Applied Math Seminar Series: Zecheng Zhang, Florida State University
Operator Learning Neural Scaling and Distributed Applications
In this talk, we will focus on operator learning — a framework for approximating mappings between function spaces that has broad applications in PDE-related problems. We will begin by discussing the mathematical foundations of operator approximation, which inform the design of neural network architectures and provide a basis for analyzing the performance of trained models on test samples. Specifically, we will introduce the neural scaling law, which characterizes error convergence in relation to network size and generalization error in relation to training dataset size.

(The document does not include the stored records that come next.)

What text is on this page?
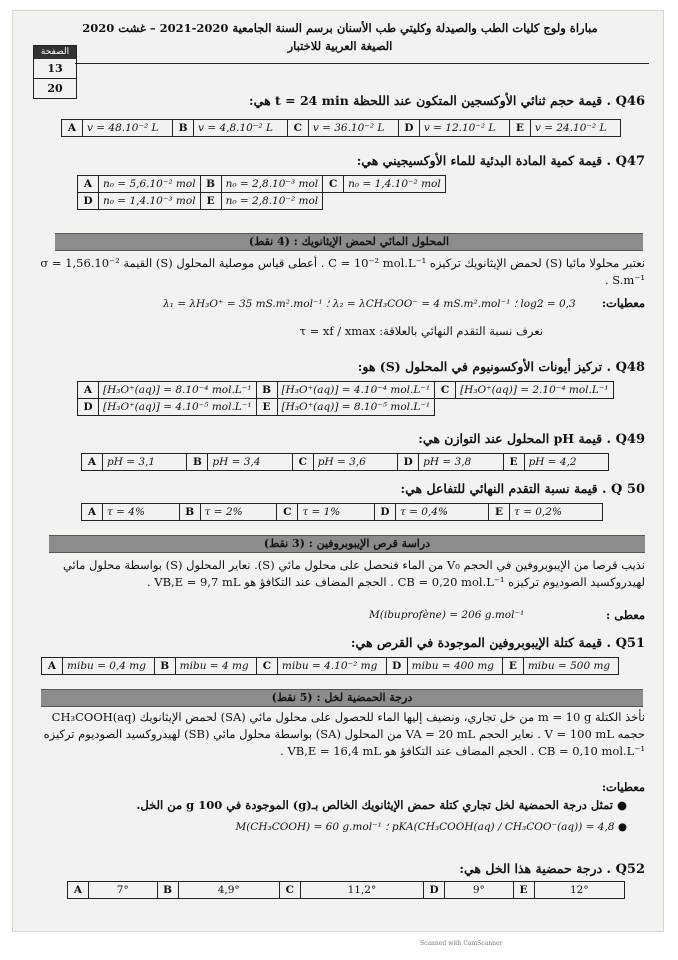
مباراة ولوج كليات الطب والصيدلة وكليتي طب الأسنان برسم السنة الجامعية 2020-2021 – غشت 2020
الصيغة العربية للاختبار
الصفحة
13
20
Q46 . قيمة حجم ثنائي الأوكسجين المتكون عند اللحظة t = 24 min هي:
A	v = 48.10⁻² L	B	v = 4,8.10⁻² L	C	v = 36.10⁻² L	D	v = 12.10⁻² L	E	v = 24.10⁻² L
Q47 . قيمة كمية المادة البدئية للماء الأوكسيجيني هي:
A	n₀ = 5,6.10⁻² mol	B	n₀ = 2,8.10⁻³ mol	C	n₀ = 1,4.10⁻² mol
D	n₀ = 1,4.10⁻³ mol	E	n₀ = 2,8.10⁻² mol		
المحلول المائي لحمض الإيثانويك : (4 نقط)
نعتبر محلولا مائيا (S) لحمض الإيثانويك تركيزه C = 10⁻² mol.L⁻¹ . أعطى قياس موصلية المحلول (S) القيمة σ = 1,56.10⁻² S.m⁻¹ .
معطيات:
λ₁ = λH₃O⁺ = 35 mS.m².mol⁻¹ ؛ λ₂ = λCH₃COO⁻ = 4 mS.m².mol⁻¹ ؛ log2 = 0,3
نعرف نسبة التقدم النهائي بالعلاقة: τ = xf / xmax
Q48 . تركيز أيونات الأوكسونيوم في المحلول (S) هو:
A	[H₃O⁺(aq)] = 8.10⁻⁴ mol.L⁻¹	B	[H₃O⁺(aq)] = 4.10⁻⁴ mol.L⁻¹	C	[H₃O⁺(aq)] = 2.10⁻⁴ mol.L⁻¹
D	[H₃O⁺(aq)] = 4.10⁻⁵ mol.L⁻¹	E	[H₃O⁺(aq)] = 8.10⁻⁵ mol.L⁻¹		
Q49 . قيمة pH المحلول عند التوازن هي:
A	pH = 3,1	B	pH = 3,4	C	pH = 3,6	D	pH = 3,8	E	pH = 4,2
Q 50 . قيمة نسبة التقدم النهائي للتفاعل هي:
A	τ = 4%	B	τ = 2%	C	τ = 1%	D	τ = 0,4%	E	τ = 0,2%
دراسة قرص الإيبوبروفين : (3 نقط)
نذيب قرصا من الإيبوبروفين في الحجم V₀ من الماء فنحصل على محلول مائي (S). نعاير المحلول (S) بواسطة محلول مائي لهيدروكسيد الصوديوم تركيزه CB = 0,20 mol.L⁻¹ . الحجم المضاف عند التكافؤ هو VB,E = 9,7 mL .
معطى :
M(ibuprofène) = 206 g.mol⁻¹
Q51 . قيمة كتلة الإيبوبروفين الموجودة في القرص هي:
A	mibu = 0,4 mg	B	mibu = 4 mg	C	mibu = 4.10⁻² mg	D	mibu = 400 mg	E	mibu = 500 mg
درجة الحمضية لخل : (5 نقط)
نأخذ الكتلة m = 10 g من خل تجاري، ونضيف إليها الماء للحصول على محلول مائي (SA) لحمض الإيثانويك CH₃COOH(aq) حجمه V = 100 mL . نعاير الحجم VA = 20 mL من المحلول (SA) بواسطة محلول مائي (SB) لهيدروكسيد الصوديوم تركيزه CB = 0,10 mol.L⁻¹ . الحجم المضاف عند التكافؤ هو VB,E = 16,4 mL .
معطيات:
● تمثل درجة الحمضية لخل تجاري كتلة حمض الإيثانويك الخالص بـ(g) الموجودة في 100 g من الخل.
● pKA(CH₃COOH(aq) / CH₃COO⁻(aq)) = 4,8 ؛ M(CH₃COOH) = 60 g.mol⁻¹
Q52 . درجة حمضية هذا الخل هي:
A	7°	B	4,9°	C	11,2°	D	9°	E	12°
Scanned with CamScanner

Building on these theoretical insights, we will present a distributed learning algorithm based on the theoretical architectures to address two key computational challenges: (1) efficiently handling heterogeneous problems where input functions exhibit vastly different properties, and (2) multi-operator learning, where use one network model to approximate multiple operators simultaneously such that the model can be extrapolated and rapidly adapt to the new problems.
A short bio:
Dr. Zecheng Zhang got his BSc from the Department of Mathematics at Hong Kong Baptist University. Later, he received full sponsorship to do a MSc (supervisors: Professor Yaushu Wong and Professor Peter Minev) in Mathematics at the Department of Mathematics at the University of Alberta. He then did his Ph.D. in Mathematics under the supervise of Professor Yalchin Efendiev, and Professor Eric Chung, at Texas A&M University and graduated in 2021. Following graduation, he joined the Department of Mathematics at Purdue as a visiting assistant professor under the supervise of Professor Guang Lin (Purdue). Subsequently, he moved to the Department of Mathematics at Carneigie Mellon University and did postdoc with Professor Hayden Schaeffer (UCLA). In August 2023, he joined the Department of Mathematics at Florida State University as an assistant professor.